Estados Unidos sufre una dinámica de desindustrialización inexorable. Las barreras proteccionistas contra China no resolverán el problema. A cambio, pueden ser testigos de un incremento de la inflación, la tasa de interés y del precio de los alimentos, lo que llevará a la caída del salario real. Estados Unidos carece de ingenieros y su sistema manufacturero retrocedió. Sus graduados eligen finanzas y servicios, porque en el país que es una máquina de hacer dólares allí es donde se procuran los mejores ingresos. Sus mejores marcas son la explotación de gas y petróleo, y el fuerte de su economía, las empresas de tecnología. Pero debe importar todo lo demás. En 1928, la producción industrial estadounidense representaba el 44,8% de la mundial; en 2019, había caído al 16,8%. China, en 2020, alcanzó el 28,7%. Como lo dijo Emmanuel Todd en su reciente libro La derrota de Occidente, el beneficio del dominio del dólar los está transformando en un país parasitario.

La sociedad estadounidense, que se autodenomina liberal, que defiende la democracia contra la «autocracia» rusa, tiene la tasa de encarcelamiento más alta del mundo: 629 personas encarceladas por cada 100 mil habitantes (incluyendo prisiones estatales, federales y cárceles locales). ¡El 25% de la población carcelaria mundial! Y, obviamente, afecta desproporcionadamente a personas de origen afroamericano y latino.

Estados Unidos es el país donde los tiroteos masivos se han multiplicado. Es la patria de la obesidad. Entre 1990-2000 y 2017-2020, el número de habitantes con sobrepeso aumentó del 30,5% al 41,9% de la población. El lobby farmacéutico produjo el milagro de más de medio millón de muertos por recetas de medicamentos en base a opioides que generan adicciones. La patria del fentanilo. Es una nación fracturada, sin destino común ni valores compartidos.
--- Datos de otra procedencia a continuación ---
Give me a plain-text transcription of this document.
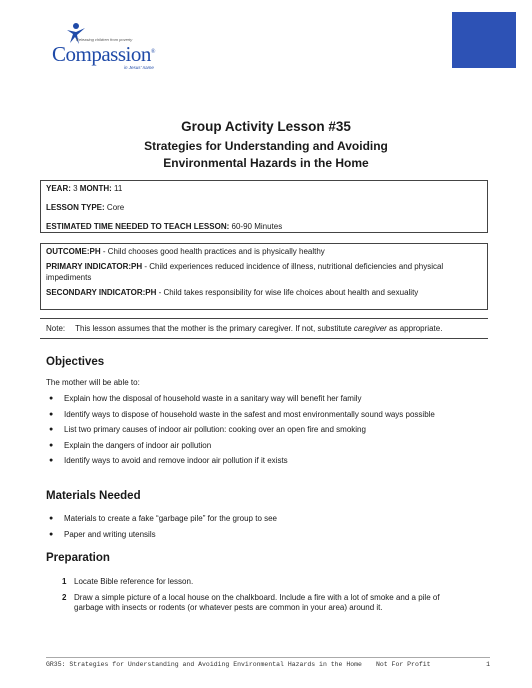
Releasing children from poverty
Compassion®
in Jesus' name

Group Activity Lesson #35

Strategies for Understanding and Avoiding

Environmental Hazards in the Home

YEAR: 3 MONTH: 11

LESSON TYPE: Core

ESTIMATED TIME NEEDED TO TEACH LESSON: 60-90 Minutes

OUTCOME:PH - Child chooses good health practices and is physically healthy

PRIMARY INDICATOR:PH - Child experiences reduced incidence of illness, nutritional deficiencies and physical impediments

SECONDARY INDICATOR:PH - Child takes responsibility for wise life choices about health and sexuality

Note: This lesson assumes that the mother is the primary caregiver. If not, substitute caregiver as appropriate.
Objectives

The mother will be able to:

● Explain how the disposal of household waste in a sanitary way will benefit her family
● Identify ways to dispose of household waste in the safest and most environmentally sound ways possible
● List two primary causes of indoor air pollution: cooking over an open fire and smoking
● Explain the dangers of indoor air pollution
● Identify ways to avoid and remove indoor air pollution if it exists
Materials Needed
● Materials to create a fake “garbage pile” for the group to see
● Paper and writing utensils
Preparation
1 Locate Bible reference for lesson.
2 Draw a simple picture of a local house on the chalkboard. Include a fire with a lot of smoke and a pile of garbage with insects or rodents (or whatever pests are common in your area) around it.
GR35: Strategies for Understanding and Avoiding Environmental Hazards in the Home Not For Profit	1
Estados Unidos ya no es creíble como defensor de las democracias en el mundo; su crédito se ha devaluado, su capital moral desacreditado, su apoyo a las dictaduras y guerras como las de Irak han debilitado su posición en todo el mundo. El apoyo suicida al genocidio israelí con su propio armamento es solo el último episodio de una larga historia negra, cuya particularidad es haber socavado de manera determinante todas las instituciones y normas internacionales sobre crímenes de guerra y derechos humanos. Al revés de la hegemonía «benévola» que a través del Plan Marshall proporcionó apoyo al desarrollo, la recuperación y la reconstrucción de los países devastados por la guerra, el intervencionismo estadounidense ahora es desestabilizante.
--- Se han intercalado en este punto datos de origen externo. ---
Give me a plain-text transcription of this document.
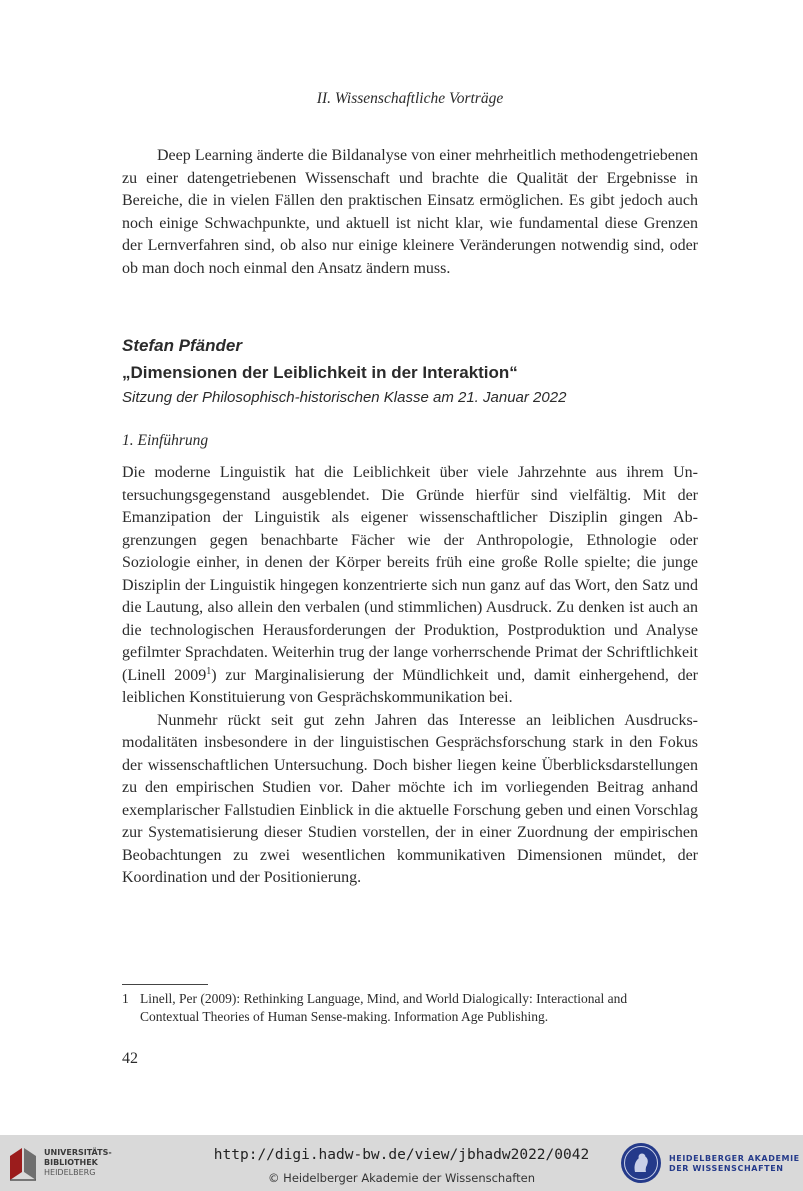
II. Wissenschaftliche Vorträge

Deep Learning änderte die Bildanalyse von einer mehrheitlich methodengetriebenen zu einer datengetriebenen Wissenschaft und brachte die Qualität der Ergebnisse in Bereiche, die in vielen Fällen den praktischen Einsatz ermöglichen. Es gibt jedoch auch noch einige Schwachpunkte, und aktuell ist nicht klar, wie fundamental diese Grenzen der Lernverfahren sind, ob also nur einige kleinere Veränderungen notwendig sind, oder ob man doch noch einmal den Ansatz ändern muss.

Stefan Pfänder
„Dimensionen der Leiblichkeit in der Interaktion“
Sitzung der Philosophisch-historischen Klasse am 21. Januar 2022
1. Einführung

Die moderne Linguistik hat die Leiblichkeit über viele Jahrzehnte aus ihrem Untersuchungsgegenstand ausgeblendet. Die Gründe hierfür sind vielfältig. Mit der Emanzipation der Linguistik als eigener wissenschaftlicher Disziplin gingen Abgrenzungen gegen benachbarte Fächer wie der Anthropologie, Ethnologie oder Soziologie einher, in denen der Körper bereits früh eine große Rolle spielte; die junge Disziplin der Linguistik hingegen konzentrierte sich nun ganz auf das Wort, den Satz und die Lautung, also allein den verbalen (und stimmlichen) Ausdruck. Zu denken ist auch an die technologischen Herausforderungen der Produktion, Postproduktion und Analyse gefilmter Sprachdaten. Weiterhin trug der lange vorherrschende Primat der Schriftlichkeit (Linell 2009$^1$) zur Marginalisierung der Mündlichkeit und, damit einhergehend, der leiblichen Konstituierung von Gesprächskommunikation bei.

Nunmehr rückt seit gut zehn Jahren das Interesse an leiblichen Ausdrucksmodalitäten insbesondere in der linguistischen Gesprächsforschung stark in den Fokus der wissenschaftlichen Untersuchung. Doch bisher liegen keine Überblicksdarstellungen zu den empirischen Studien vor. Daher möchte ich im vorliegenden Beitrag anhand exemplarischer Fallstudien Einblick in die aktuelle Forschung geben und einen Vorschlag zur Systematisierung dieser Studien vorstellen, der in einer Zuordnung der empirischen Beobachtungen zu zwei wesentlichen kommunikativen Dimensionen mündet, der Koordination und der Positionierung.

1 Linell, Per (2009): Rethinking Language, Mind, and World Dialogically: Interactional and
Contextual Theories of Human Sense-making. Information Age Publishing.
42
UNIVERSITÄTS-
BIBLIOTHEK
HEIDELBERG
http://digi.hadw-bw.de/view/jbhadw2022/0042
© Heidelberger Akademie der Wissenschaften
HEIDELBERGER AKADEMIE
DER WISSENSCHAFTEN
¡Por supuesto que los pueblos se equivocan! Han votado muy mal. Pero Estados Unidos, hace décadas, lejos de integrar a las clases subalternas, las expulsa a la periferia de la precariedad y la inseguridad. Y desde el olimpo de la razón se les acusa de no importarle la democracia, de haber perdido su estatura moral. Pero, ¿cómo se llegó hasta aquí? Recordemos: ellos saben muy bien lo que hacen, pero lo hacen igual.